The History of the gardens
The three and a half acre gardens were first created at the beginning of the 1900's by then owner Ernest Jardine (1859 - 1947).He created a 'model factory' where he built lace-making machines and laid out the gardens for the benefit of his employees. The gardens were known as Jardine's Park and became a well used recreational space for his factory workers.
The Jardine EraWe know that in 1907 he employed 128 people and produced machinery for his lace making interests. The mill became a real community, with Ernest providing recreation rooms for his workers, as well as introducing a pub and the school house for their children to attend.
Outside he rebuilt the old mill pond and it became an ornamental lake with wildfowl and even a small rowing boat for the use of his employees. Fruit and vegetables were grown to provide lunchtime meals and he also created allotments where workers could grow their own food.
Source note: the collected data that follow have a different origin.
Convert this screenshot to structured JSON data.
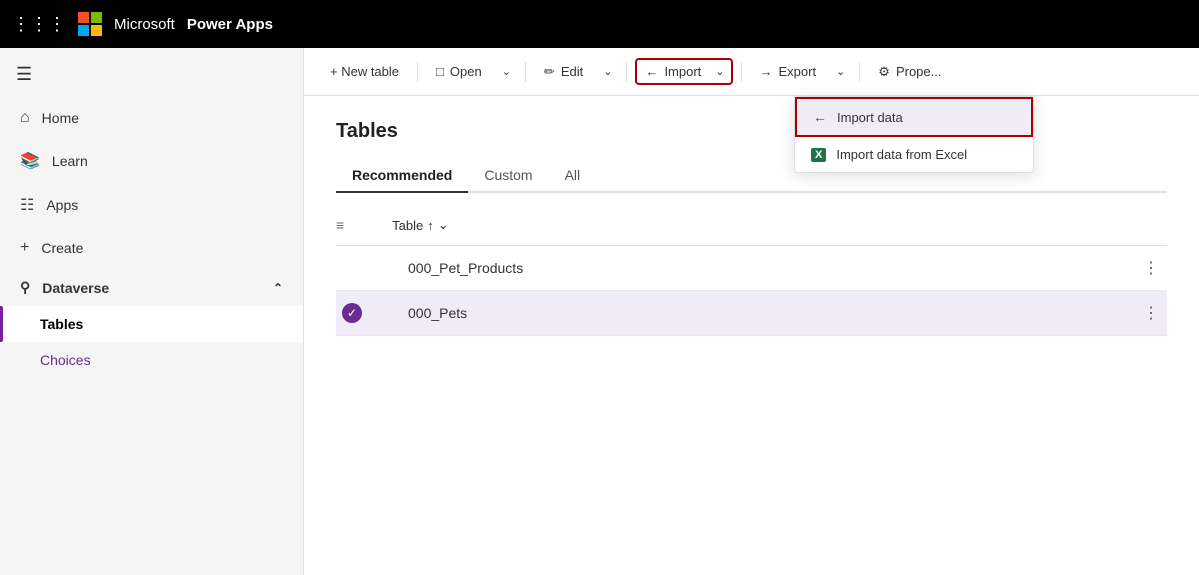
{
  "app": {
    "company": "Microsoft",
    "product": "Power Apps",
    "waffle": "⠿"
  },
  "topnav": {
    "waffle_label": "⊞"
  },
  "sidebar": {
    "hamburger_label": "☰",
    "items": [
      {
        "id": "home",
        "label": "Home",
        "icon": "⌂"
      },
      {
        "id": "learn",
        "label": "Learn",
        "icon": "📖"
      },
      {
        "id": "apps",
        "label": "Apps",
        "icon": "⊞"
      },
      {
        "id": "create",
        "label": "Create",
        "icon": "+"
      },
      {
        "id": "dataverse",
        "label": "Dataverse",
        "icon": "⊚",
        "expanded": true
      }
    ],
    "subitems": [
      {
        "id": "tables",
        "label": "Tables",
        "active": true
      },
      {
        "id": "choices",
        "label": "Choices",
        "active": false
      }
    ]
  },
  "toolbar": {
    "new_table_label": "+ New table",
    "open_label": "Open",
    "open_icon": "⊡",
    "edit_label": "Edit",
    "edit_icon": "✏",
    "import_label": "Import",
    "import_icon": "←",
    "export_label": "Export",
    "export_icon": "→",
    "properties_label": "Prope...",
    "properties_icon": "⚙",
    "caret": "∨"
  },
  "page": {
    "title": "Tables",
    "tabs": [
      {
        "id": "recommended",
        "label": "Recommended",
        "active": true
      },
      {
        "id": "custom",
        "label": "Custom",
        "active": false
      },
      {
        "id": "all",
        "label": "All",
        "active": false
      }
    ],
    "table_col_label": "Table",
    "sort_icon": "↑",
    "sort_caret": "∨",
    "rows": [
      {
        "id": "row1",
        "name": "000_Pet_Products",
        "checked": false,
        "highlighted": false
      },
      {
        "id": "row2",
        "name": "000_Pets",
        "checked": true,
        "highlighted": true
      }
    ]
  },
  "dropdown": {
    "items": [
      {
        "id": "import-data",
        "label": "Import data",
        "icon": "←",
        "highlighted": true
      },
      {
        "id": "import-excel",
        "label": "Import data from Excel",
        "icon": "X",
        "highlighted": false
      }
    ]
  }
}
During the Great Depression of the 1920s and 1930a many factories in the area closed. Sadly Jardine's model factory was no exception and shut down in 1929.
DID YOU KNOW...
The jardin gardens were first created in the late 19th century by the owner Ernest Jardine (1859 - 1947).
The Showering EraThe Showering family have made cider in Shepton Mallet for over 200 years, and set up their first brewery at the former Ship Inn which sits at the front of the Kilver Court site.
Part of the original brewery in Kilver Street still remains and is used for cider making. The Great Grandfather of the present Showering generation demonstrated extraordinary business acumen in acquiring the land in 1843 while the buildings were in flames and his own employees were working a bucket and chain to help put the fire out! Francis Showering joined the family business in 1929 and in 1947 produced the experimental drink 'Babycham'.
The success of the new drink prompted massive expansion and Showering's acquired the Kilver Court buildings that sat alongside the River Sheppey to have as a production site.
Jardine's Park and mill, which were lying empty, were obtained during further expansion in the late 1950's. Francis Showering oversaw the landscaping of the gardens and in 1961 based his designs on the Chelsea Flower Show gold medal winning garden by Mr Whiteleg - who came himself to oversee the project.
The gardens were further enhanced by the acquisition of the viaduct following the closure of the railway and the fitting out of the Director's Suite.